What is a lease?
According to the Civil Code. art. 1709: The hiring of things is a contract by which one of the parties obliges himself to make the other enjoy a certain time, and for a certain price which the latter obliges to pay him. The person who obliges himself to confer the enjoyment of the thing is called “lessor”, while the person who takes the thing in rental is called “lessee” or “tenant”.
- The lease is a contract:
- For a fee. This is essential. In the absence of a price, there is no lease.
- Synallagmatic. The lease gives rise to rights and obligations on the part of each party.
- With successive services. The fulfillment of the obligations arising from the lease is staggered over time.
- Temporary. The lease cannot be concluded on a perpetual basis. The parties may
nevertheless agree that the duration of the lease will be equivalent to the “survival” of the tenant.
This type of lease is governed by the provisions of the law of April 13, 1997.
- Non intuitu personae.
Unless otherwise stipulated, the lease is not concluded according to the person of the lessor or the lessee. The consequence of this principle is in particular that the tenant can assign his right (unless otherwise stipulated) and that the death of one of the parties does not terminate the contract.
Oral or written lease
Article 1714 C.C. states succinctly: “You can praise in writing or verbally”
The written lease
If written there is, it can be either authentic or under private signature. It is imperative to comply with the requirements of Article 1325 C.C.
It is necessary :
- as many copies as there are parts
- mention of the number of copies drafted and signed
- issue of a copy to each party
Warning: The following leases must be written:
- Principal residence lease (law of April 12, 2007)
- Lease for rooms intended for the accommodation of one or more students (article 1714bis of the C.C. inserted by the law of April 12, 2007)
The verbal lease
A verbal lease is a lease made without writing, but also a writing that does not meet the conditions of article 1325 C.C.

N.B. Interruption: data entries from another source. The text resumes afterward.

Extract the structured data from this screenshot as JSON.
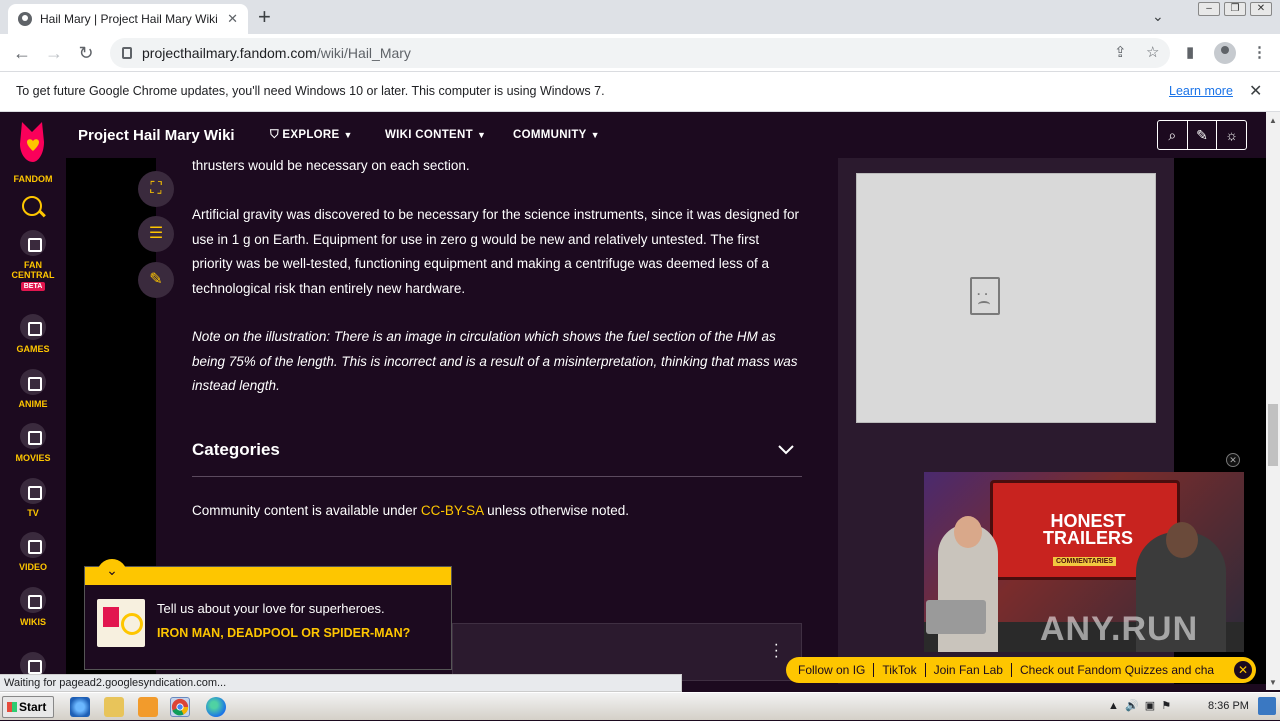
{
  "browser": {
    "tab_title": "Hail Mary | Project Hail Mary Wiki | F",
    "tab_close": "✕",
    "new_tab": "+",
    "url_host": "projecthailmary.fandom.com",
    "url_path": "/wiki/Hail_Mary",
    "infobar_message": "To get future Google Chrome updates, you'll need Windows 10 or later. This computer is using Windows 7.",
    "infobar_link": "Learn more"
  },
  "rail": {
    "logo_label": "FANDOM",
    "fan_central_line1": "FAN",
    "fan_central_line2": "CENTRAL",
    "beta_badge": "BETA",
    "items": [
      {
        "label": "GAMES"
      },
      {
        "label": "ANIME"
      },
      {
        "label": "MOVIES"
      },
      {
        "label": "TV"
      },
      {
        "label": "VIDEO"
      },
      {
        "label": "WIKIS"
      }
    ]
  },
  "topnav": {
    "wiki_title": "Project Hail Mary Wiki",
    "explore": "EXPLORE",
    "wiki_content": "WIKI CONTENT",
    "community": "COMMUNITY"
  },
  "article": {
    "para_top": "thrusters would be necessary on each section.",
    "para_gravity": "Artificial gravity was discovered to be necessary for the science instruments, since it was designed for use in 1 g on Earth. Equipment for use in zero g would be new and relatively untested. The first priority was be well-tested, functioning equipment and making a centrifuge was deemed less of a technological risk than entirely new hardware.",
    "para_note": "Note on the illustration: There is an image in circulation which shows the fuel section of the HM as being 75% of the length. This is incorrect and is a result of a misinterpretation, thinking that mass was instead length.",
    "categories_title": "Categories",
    "license_prefix": "Community content is available under ",
    "license_link": "CC-BY-SA",
    "license_suffix": " unless otherwise noted."
  },
  "video": {
    "sign_line1": "HONEST",
    "sign_line2": "TRAILERS",
    "sign_sub": "COMMENTARIES",
    "watermark": "ANY.RUN"
  },
  "banner": {
    "items": [
      "Follow on IG",
      "TikTok",
      "Join Fan Lab",
      "Check out Fandom Quizzes and cha"
    ]
  },
  "quiz": {
    "question": "Tell us about your love for superheroes.",
    "answer": "IRON MAN, DEADPOOL OR SPIDER-MAN?"
  },
  "status_text": "Waiting for pagead2.googlesyndication.com...",
  "taskbar": {
    "start": "Start",
    "time": "8:36 PM"
  },
  "colors": {
    "fandom_yellow": "#fec600",
    "fandom_bg": "#1c0a1f",
    "chrome_link": "#1a73e8"
  }
}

Any written lease must be presented for registration within 4 months of its conclusion. This compulsory tax formality is jointly and severally incumbent on all parties. However, conventionally, the charge and the cost of this registration can be attributed to one or the other party, without however that this charge can not be opposed to the tax authorities who in turn have a joint action against all the parties. signatories of said written lease.
The registration fee is generally set at 2/1000 (0.2%) of the gross amount of the rent over the entire lease period. Beyond the strictly fiscal aspect of this obligation, the indirect civil consequences of registration should be emphasized. On the one hand, registration is a way of giving a certain date to the written lease, thus making this document enforceable against third parties. On the other hand, the lessor also has a fiscal interest in registering the written lease agreement, in the event of a mixed rental (partially professional, partially private), because the breakdown of the rent for tax purposes will not be taken into consideration by the tax authorities, only on the express condition that a written and registered lease expressly reproducing this breakdown in figures has been established by the parties.
It should also be noted that the enforceability of a lease of more than 9 years or containing a receipt of at least three years of rent is subject to the transcription of said written lease, at the mortgage conservation office. In the absence of transcription, the said lease, which remains perfectly valid between the parties, will nevertheless see its duration reduced to 9 years vis-à-vis protected third parties.